The American experiment is that people rule themselves, by a government of their choosing. It has nothing at all to do with a rejection of socialism. If the people want socialized medicine, it would be unamerican to tell them they can't have it because a man two centuries dead said so.
Every law trades the freedom of some people for the security of some people. This is the fundamental concept of government. Laws creating police and courts and jails to protect us from robbers require us all to pay taxes; we don't get to opt out and just take our chances getting robbed. Laws creating militaries to protect us from invasion are identical. There is no conceptual difference between those scenarios and laws protecting us from catastrophic medical expenditure, or environmental destruction, or joblessness.
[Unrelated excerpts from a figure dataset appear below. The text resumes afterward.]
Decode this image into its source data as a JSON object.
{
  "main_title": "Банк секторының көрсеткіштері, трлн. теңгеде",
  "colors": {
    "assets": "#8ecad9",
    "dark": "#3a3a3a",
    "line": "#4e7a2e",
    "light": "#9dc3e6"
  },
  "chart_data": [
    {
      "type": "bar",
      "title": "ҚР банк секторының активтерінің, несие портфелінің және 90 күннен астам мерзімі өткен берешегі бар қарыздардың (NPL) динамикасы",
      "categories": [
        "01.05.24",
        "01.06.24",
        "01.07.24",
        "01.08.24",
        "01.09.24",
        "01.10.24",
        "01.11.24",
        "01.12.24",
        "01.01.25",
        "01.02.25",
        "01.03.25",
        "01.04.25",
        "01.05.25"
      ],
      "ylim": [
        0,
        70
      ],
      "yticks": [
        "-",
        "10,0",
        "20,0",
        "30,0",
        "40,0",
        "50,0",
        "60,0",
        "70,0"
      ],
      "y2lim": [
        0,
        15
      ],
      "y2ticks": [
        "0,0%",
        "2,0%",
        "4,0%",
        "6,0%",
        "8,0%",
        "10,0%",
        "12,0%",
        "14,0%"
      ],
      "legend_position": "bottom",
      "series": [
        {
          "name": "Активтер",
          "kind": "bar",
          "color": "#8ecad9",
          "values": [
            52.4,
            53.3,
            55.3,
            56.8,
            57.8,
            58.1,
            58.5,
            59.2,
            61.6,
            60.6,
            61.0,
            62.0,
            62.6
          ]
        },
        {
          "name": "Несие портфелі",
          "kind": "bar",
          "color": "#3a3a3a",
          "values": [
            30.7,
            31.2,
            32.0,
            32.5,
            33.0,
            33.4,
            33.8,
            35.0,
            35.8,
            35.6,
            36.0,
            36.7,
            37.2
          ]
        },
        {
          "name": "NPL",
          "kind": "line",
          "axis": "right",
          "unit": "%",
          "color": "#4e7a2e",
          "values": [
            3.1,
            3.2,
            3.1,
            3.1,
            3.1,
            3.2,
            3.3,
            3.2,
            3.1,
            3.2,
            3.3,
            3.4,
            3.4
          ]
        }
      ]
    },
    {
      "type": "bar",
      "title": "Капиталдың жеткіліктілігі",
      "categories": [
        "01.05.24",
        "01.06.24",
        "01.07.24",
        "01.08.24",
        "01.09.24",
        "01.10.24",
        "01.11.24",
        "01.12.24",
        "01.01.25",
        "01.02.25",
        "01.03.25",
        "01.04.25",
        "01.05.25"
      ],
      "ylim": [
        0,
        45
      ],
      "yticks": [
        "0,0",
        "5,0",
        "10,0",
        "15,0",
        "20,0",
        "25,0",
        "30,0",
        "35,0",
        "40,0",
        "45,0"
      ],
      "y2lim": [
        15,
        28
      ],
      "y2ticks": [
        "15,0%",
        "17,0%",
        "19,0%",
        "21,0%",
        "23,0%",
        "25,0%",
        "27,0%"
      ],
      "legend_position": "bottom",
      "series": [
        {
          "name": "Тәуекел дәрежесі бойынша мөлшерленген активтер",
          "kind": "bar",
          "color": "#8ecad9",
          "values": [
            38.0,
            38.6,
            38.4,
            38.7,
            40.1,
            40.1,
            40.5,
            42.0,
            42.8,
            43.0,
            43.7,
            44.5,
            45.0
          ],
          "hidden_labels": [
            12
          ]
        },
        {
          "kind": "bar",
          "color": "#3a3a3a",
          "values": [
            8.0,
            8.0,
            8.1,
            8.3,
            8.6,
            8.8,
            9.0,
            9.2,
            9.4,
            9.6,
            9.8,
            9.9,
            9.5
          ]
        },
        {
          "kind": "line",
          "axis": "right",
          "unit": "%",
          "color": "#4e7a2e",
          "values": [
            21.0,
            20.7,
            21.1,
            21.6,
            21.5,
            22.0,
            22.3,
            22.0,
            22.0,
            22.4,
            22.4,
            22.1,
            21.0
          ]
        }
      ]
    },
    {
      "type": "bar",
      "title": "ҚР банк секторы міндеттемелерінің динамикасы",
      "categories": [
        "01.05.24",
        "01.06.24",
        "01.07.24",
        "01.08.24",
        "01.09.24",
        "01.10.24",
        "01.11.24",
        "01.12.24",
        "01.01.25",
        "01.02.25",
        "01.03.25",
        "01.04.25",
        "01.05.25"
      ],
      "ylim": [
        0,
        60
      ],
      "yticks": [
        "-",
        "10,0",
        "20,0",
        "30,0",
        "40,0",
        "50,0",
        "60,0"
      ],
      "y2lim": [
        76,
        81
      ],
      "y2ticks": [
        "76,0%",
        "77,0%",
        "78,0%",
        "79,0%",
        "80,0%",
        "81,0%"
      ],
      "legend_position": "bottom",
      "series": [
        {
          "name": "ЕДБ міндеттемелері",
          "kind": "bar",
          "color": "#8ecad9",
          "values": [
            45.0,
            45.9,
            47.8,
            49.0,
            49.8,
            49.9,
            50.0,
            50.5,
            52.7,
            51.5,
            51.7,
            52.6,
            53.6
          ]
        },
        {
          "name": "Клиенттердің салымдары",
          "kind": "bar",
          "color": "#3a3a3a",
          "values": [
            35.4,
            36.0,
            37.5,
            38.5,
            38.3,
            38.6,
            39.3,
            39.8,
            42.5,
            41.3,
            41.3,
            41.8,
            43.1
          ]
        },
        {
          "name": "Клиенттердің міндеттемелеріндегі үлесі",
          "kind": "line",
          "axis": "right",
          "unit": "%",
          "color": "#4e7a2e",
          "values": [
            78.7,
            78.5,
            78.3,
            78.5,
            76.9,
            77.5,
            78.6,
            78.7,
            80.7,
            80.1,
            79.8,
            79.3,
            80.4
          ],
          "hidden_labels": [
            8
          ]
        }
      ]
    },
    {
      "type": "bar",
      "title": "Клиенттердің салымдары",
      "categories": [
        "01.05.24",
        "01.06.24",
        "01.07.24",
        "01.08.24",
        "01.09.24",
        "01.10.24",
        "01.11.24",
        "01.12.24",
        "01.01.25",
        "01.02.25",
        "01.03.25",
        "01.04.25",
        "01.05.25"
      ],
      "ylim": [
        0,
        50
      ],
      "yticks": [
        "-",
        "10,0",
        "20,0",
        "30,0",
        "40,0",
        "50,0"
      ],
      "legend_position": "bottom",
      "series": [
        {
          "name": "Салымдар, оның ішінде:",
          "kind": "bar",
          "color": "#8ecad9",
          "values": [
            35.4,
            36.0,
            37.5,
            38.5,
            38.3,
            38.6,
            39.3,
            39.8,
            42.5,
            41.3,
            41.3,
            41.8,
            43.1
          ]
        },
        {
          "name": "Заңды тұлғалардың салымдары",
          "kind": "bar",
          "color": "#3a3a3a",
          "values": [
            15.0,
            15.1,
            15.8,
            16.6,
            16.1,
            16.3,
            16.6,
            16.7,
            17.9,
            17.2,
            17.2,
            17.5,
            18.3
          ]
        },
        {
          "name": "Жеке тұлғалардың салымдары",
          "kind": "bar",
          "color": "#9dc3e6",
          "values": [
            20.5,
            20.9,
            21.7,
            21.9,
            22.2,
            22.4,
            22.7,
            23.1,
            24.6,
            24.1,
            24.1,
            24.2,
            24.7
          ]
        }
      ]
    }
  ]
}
The only question is which trades are good. How much freedom (typically in taxation) do we sacrifice, and how much do we gain by doing so? Each trade should be analyzed for its own merits. To claim that the trades that were good 200 years ago will remain the only good trades for the rest of time is not an position that can be rationally derived from any set of premises. It is an axiom in itself, a religious belief, and its implementation leads, as I say, to despotism.
As Jefferson said, the Earth belongs to the living.